Wie geht’s raus aus Valence?
Denn genau vor seiner Bar-Tabac war die Asphaltmarkierung verschwunden. Das ViaRhôna-Schild wies nur in die Richtung, aus der wir gerade aus der Innenstadt von Valence gekommen waren.
Bei den Ein- und Ausfahrten von Orten, das hatten wir schon gemerkt, ist auf der ViaRhôna mitunter Spürgeist gefordert.
Der hilfreiche Wirt
„Heute seid ihr die Ersten, die fragen“, antwortet der Wirt. Er drückt uns zwei randvoll gefüllte Tassen in die Hand, die herrlich duften. „Bis zum Kreisel, und dann rechts . Dann seht ihr schon die Brücke über den Fluss. Der Hafen ist davor, mehr Richtung Stadt – aber da braucht ihr nicht hin. Die Saison ist eh vorbei. Und bei diesem Wetter…“
420 Liegeplätze bietet der port de plaisance von Valence, und ist damit nach eigenen Worten die größte Marina am Fluss. Jetzt verschwimmt der Blick aufs Hafenbecken im feuchten Dunst.
Wetterküche im September
Doch der Wind, der uns beim Radeln über die Pont de Mauboule anschiebt, lässt Hoffnung keimen. Kündigt sich etwa der Mistral an? Der die Wolken fortjagt und den Himmel blank putzt? Wenn dabei die Temperaturen sinken sollten, wäre das nicht zu schlimm. Unter dem Regenponcho fühle ich mich wie in der Sauna.
Street Art unter der Straße
Mitten auf der Brücke über die Rhône verläuft die Grenze der Départements Drôme und Ardèche. Am Ende ein Schlenker nach rechts, und wir sind auf der Île Blaud. Wilde Apfelbäume wachsen zwischen hohen Gestrüpp. Schreber aus Valence haben hier ihre Gärten.
In einem großen Bus hinter der Brücke leben Kreative. Mit Sprayern aus der Stadt haben sie die Brückenbögen in eine riesige Open-Air-Galerie mit Street Art, Graffiti und humorvollen Wandbildern verwandelt.
Der Charme von Charmes
Wir strampeln weiter bis Charmes-sur-Rhône.
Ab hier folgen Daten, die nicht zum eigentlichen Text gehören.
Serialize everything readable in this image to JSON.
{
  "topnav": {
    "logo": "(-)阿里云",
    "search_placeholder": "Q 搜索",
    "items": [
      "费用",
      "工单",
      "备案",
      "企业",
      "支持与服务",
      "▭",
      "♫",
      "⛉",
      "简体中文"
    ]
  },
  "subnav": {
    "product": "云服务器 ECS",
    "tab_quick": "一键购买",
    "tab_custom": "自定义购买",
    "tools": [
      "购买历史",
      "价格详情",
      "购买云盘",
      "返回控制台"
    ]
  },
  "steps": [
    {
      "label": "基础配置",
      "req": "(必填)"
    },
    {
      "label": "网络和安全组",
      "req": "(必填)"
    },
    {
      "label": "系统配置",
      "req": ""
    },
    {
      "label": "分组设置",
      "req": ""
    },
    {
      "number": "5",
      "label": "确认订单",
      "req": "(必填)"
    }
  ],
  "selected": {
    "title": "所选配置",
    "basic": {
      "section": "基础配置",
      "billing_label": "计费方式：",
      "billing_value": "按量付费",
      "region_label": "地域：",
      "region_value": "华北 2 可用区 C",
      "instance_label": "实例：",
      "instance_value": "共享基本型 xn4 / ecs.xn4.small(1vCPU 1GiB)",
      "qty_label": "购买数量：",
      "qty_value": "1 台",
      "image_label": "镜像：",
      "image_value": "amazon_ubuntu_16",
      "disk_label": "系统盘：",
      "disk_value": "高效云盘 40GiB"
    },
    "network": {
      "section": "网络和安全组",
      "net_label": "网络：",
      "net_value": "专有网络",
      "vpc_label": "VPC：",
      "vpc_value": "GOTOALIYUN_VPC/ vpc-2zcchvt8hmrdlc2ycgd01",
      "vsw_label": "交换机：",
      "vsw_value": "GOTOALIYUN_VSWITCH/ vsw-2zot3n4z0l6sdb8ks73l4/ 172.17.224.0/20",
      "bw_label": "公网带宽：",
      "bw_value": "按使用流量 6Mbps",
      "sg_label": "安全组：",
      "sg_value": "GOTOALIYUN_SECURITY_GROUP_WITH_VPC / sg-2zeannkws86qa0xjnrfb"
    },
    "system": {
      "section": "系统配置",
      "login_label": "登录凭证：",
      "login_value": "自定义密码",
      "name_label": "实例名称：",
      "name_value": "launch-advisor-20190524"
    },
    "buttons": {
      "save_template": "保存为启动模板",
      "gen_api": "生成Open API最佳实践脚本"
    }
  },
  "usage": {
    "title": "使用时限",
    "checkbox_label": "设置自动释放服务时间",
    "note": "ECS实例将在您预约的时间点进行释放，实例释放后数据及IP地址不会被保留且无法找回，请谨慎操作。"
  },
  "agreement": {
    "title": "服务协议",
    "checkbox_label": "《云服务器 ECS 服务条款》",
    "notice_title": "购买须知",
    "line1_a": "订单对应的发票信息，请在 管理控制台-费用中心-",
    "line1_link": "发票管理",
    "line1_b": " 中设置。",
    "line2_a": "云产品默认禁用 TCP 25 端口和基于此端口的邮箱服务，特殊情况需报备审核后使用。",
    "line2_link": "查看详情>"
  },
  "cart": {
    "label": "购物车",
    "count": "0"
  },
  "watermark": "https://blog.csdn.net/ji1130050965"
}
Dort recken sich eine Zypresse und ein Steinturm in die Wolkenberge. Ursprünglich thronte das mittelalterliche Feudalschloss der Familie Crussol über dem Ort. Richelieu ließ es 1624 jedoch niederreißen, um Steine für den Bau des Dorfes zu gewinnen.
Hinein in die alte bourg kommt ihr durch die wehrhafte Porte d’Embroye. Damit ihre Tore nicht mit einem Rammbock aufgestoßen werden konnten, baute man das Stadttor in einer Kurve – clever!
Von dort führt euch der Sentier du Troubadour zu allen sehenswerten Winkeln. Achtung: Das alte Pflaster aus Fluss- und anderen Natursteinen ist bei Nässe fürchterlich glatt!
Das Atelier von Anne
Hinter einer Holztür in der Rue du Péage 28 arbeitet Anne Grenier. Aus Gips gestaltet sie Büsten, die sie mit Muscheln, Schlüsseln, Stoff oder anderen Materialien zu Kunstwerken gestaltet.

Sie formt Köpfe aus Ton, deren Antlitz ganz und gar mit Linien überzogen ist. „Meine kunstvolle Interpretation der Skarifizierung“, erklärt Anne lachend. In Afrika, vor allem im Sudan, Tschad und Angola, haben die Stämme seit Jahrtausenden ihre Gesichter so mit Ziernarben geschmückt.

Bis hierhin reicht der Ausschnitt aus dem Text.